The third case is slightly more complicated due to baseline poor medical condition of the patient. This is a patient with uncontrolled diabetes, hyperlipidemia, hypertension and COPD treated with steroids that also had H1N1 influenza. Mucormycosis infection in immune compromised patients is a well known entity [16, 17]. This diabetic patient was also treated with steroids for severe COPD, and spent a long time in a hospital due to resistant H1N1 infection. He developed a cutaneous Mucormycosis infection that very quickly disseminated in spite of maximal appropriate therapy and resulted in the patient's demise.

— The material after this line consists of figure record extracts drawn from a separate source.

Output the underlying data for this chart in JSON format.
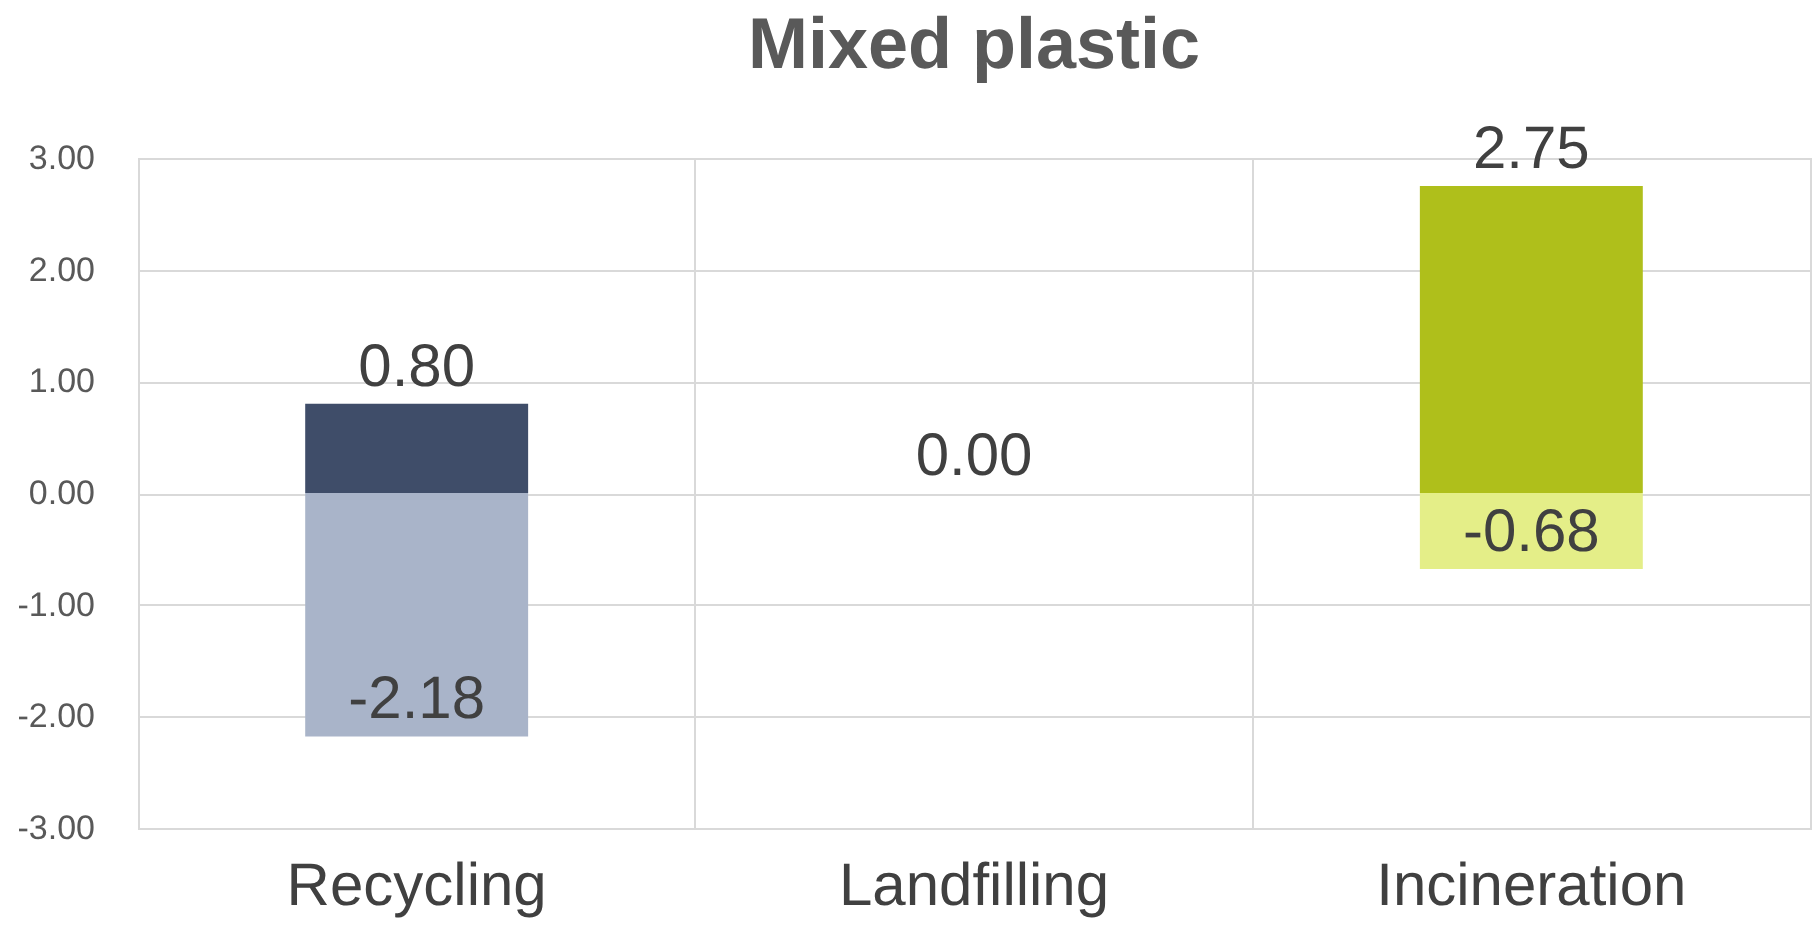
{
  "chart_data": {
    "type": "bar",
    "title": "Mixed plastic",
    "stacked": true,
    "grid": true,
    "categories": [
      "Recycling",
      "Landfilling",
      "Incineration"
    ],
    "ylim": [
      -3,
      3
    ],
    "yticks": [
      {
        "value": -3,
        "label": "-3.00"
      },
      {
        "value": -2,
        "label": "-2.00"
      },
      {
        "value": -1,
        "label": "-1.00"
      },
      {
        "value": 0,
        "label": "0.00"
      },
      {
        "value": 1,
        "label": "1.00"
      },
      {
        "value": 2,
        "label": "2.00"
      },
      {
        "value": 3,
        "label": "3.00"
      }
    ],
    "series": [
      {
        "values": [
          0.8,
          0.0,
          2.75
        ],
        "colors": [
          "#3f4d69",
          "#3f4d69",
          "#afbf1b"
        ],
        "value_labels": [
          "0.80",
          "0.00",
          "2.75"
        ]
      },
      {
        "values": [
          -2.18,
          null,
          -0.68
        ],
        "colors": [
          "#a9b4c9",
          null,
          "#e4ee88"
        ],
        "value_labels": [
          "-2.18",
          null,
          "-0.68"
        ]
      }
    ]
  }
}
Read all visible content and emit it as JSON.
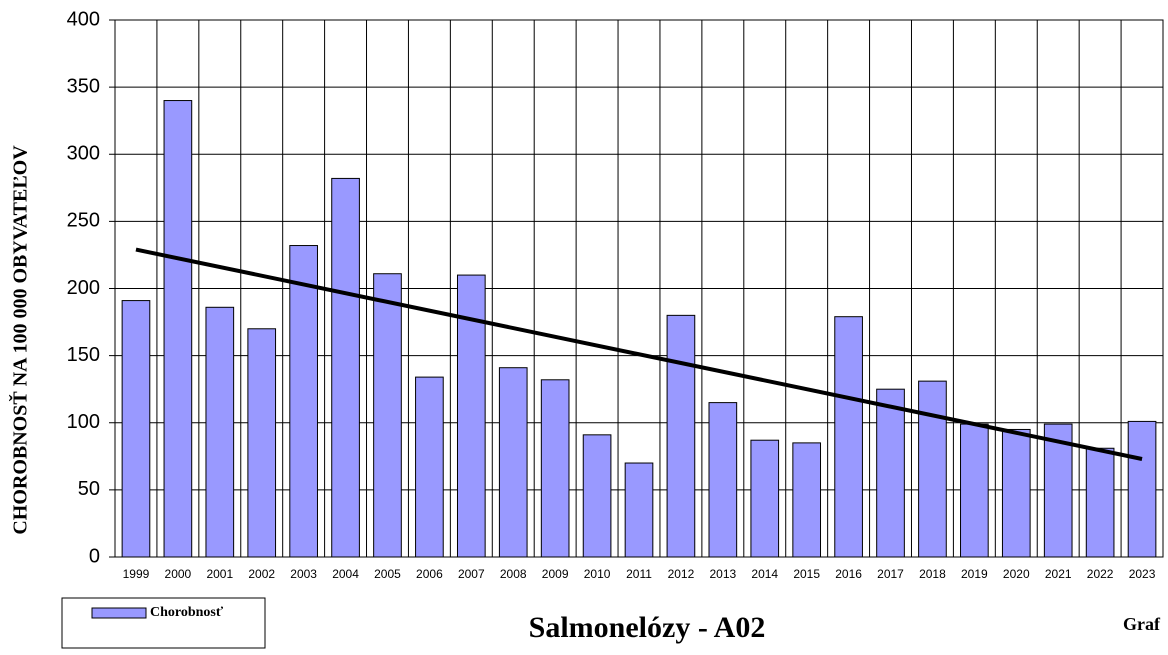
{
  "chart_data": {
    "type": "bar",
    "title": "Salmonelózy - A02",
    "note": "Graf",
    "y_label": "CHOROBNOSŤ NA 100 000 OBYVATEĽOV",
    "categories": [
      "1999",
      "2000",
      "2001",
      "2002",
      "2003",
      "2004",
      "2005",
      "2006",
      "2007",
      "2008",
      "2009",
      "2010",
      "2011",
      "2012",
      "2013",
      "2014",
      "2015",
      "2016",
      "2017",
      "2018",
      "2019",
      "2020",
      "2021",
      "2022",
      "2023"
    ],
    "series": [
      {
        "name": "Chorobnosť",
        "color": "#9999ff",
        "values": [
          191,
          340,
          186,
          170,
          232,
          282,
          211,
          134,
          210,
          141,
          132,
          91,
          70,
          180,
          115,
          87,
          85,
          179,
          125,
          131,
          99,
          95,
          99,
          81,
          101
        ]
      }
    ],
    "trendline": [
      229,
      73
    ],
    "ylim": [
      0,
      400
    ],
    "yticks": [
      0,
      50,
      100,
      150,
      200,
      250,
      300,
      350,
      400
    ],
    "grid": true
  }
}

In this era the medical and lay literature is flooded with information about the H1N1 influenza; however, due to the nature of their practice, surgeons encounter this disease less frequently, and are less minded to its potential hazards. The purpose of this short report is to highlight the possible association of H1N1 influenza outbreak with surgical emergencies and demonstrate a possible poor outcome of surgical patients who contract H1N1 influenza. We speculate that concurrent infection with H1N1 influenza with relatively common surgical entities may aggravate the patients' course and potentially play a major role in their final outcome.
Since two of the patients described in this paper expired, written informed consent was not obtained from them for publication of this case report and accompanying images. The third patient, who is still alive, could not give a written consent due to her general condition until the date of the publication of this paper. None of the images presented in this paper are of this patient.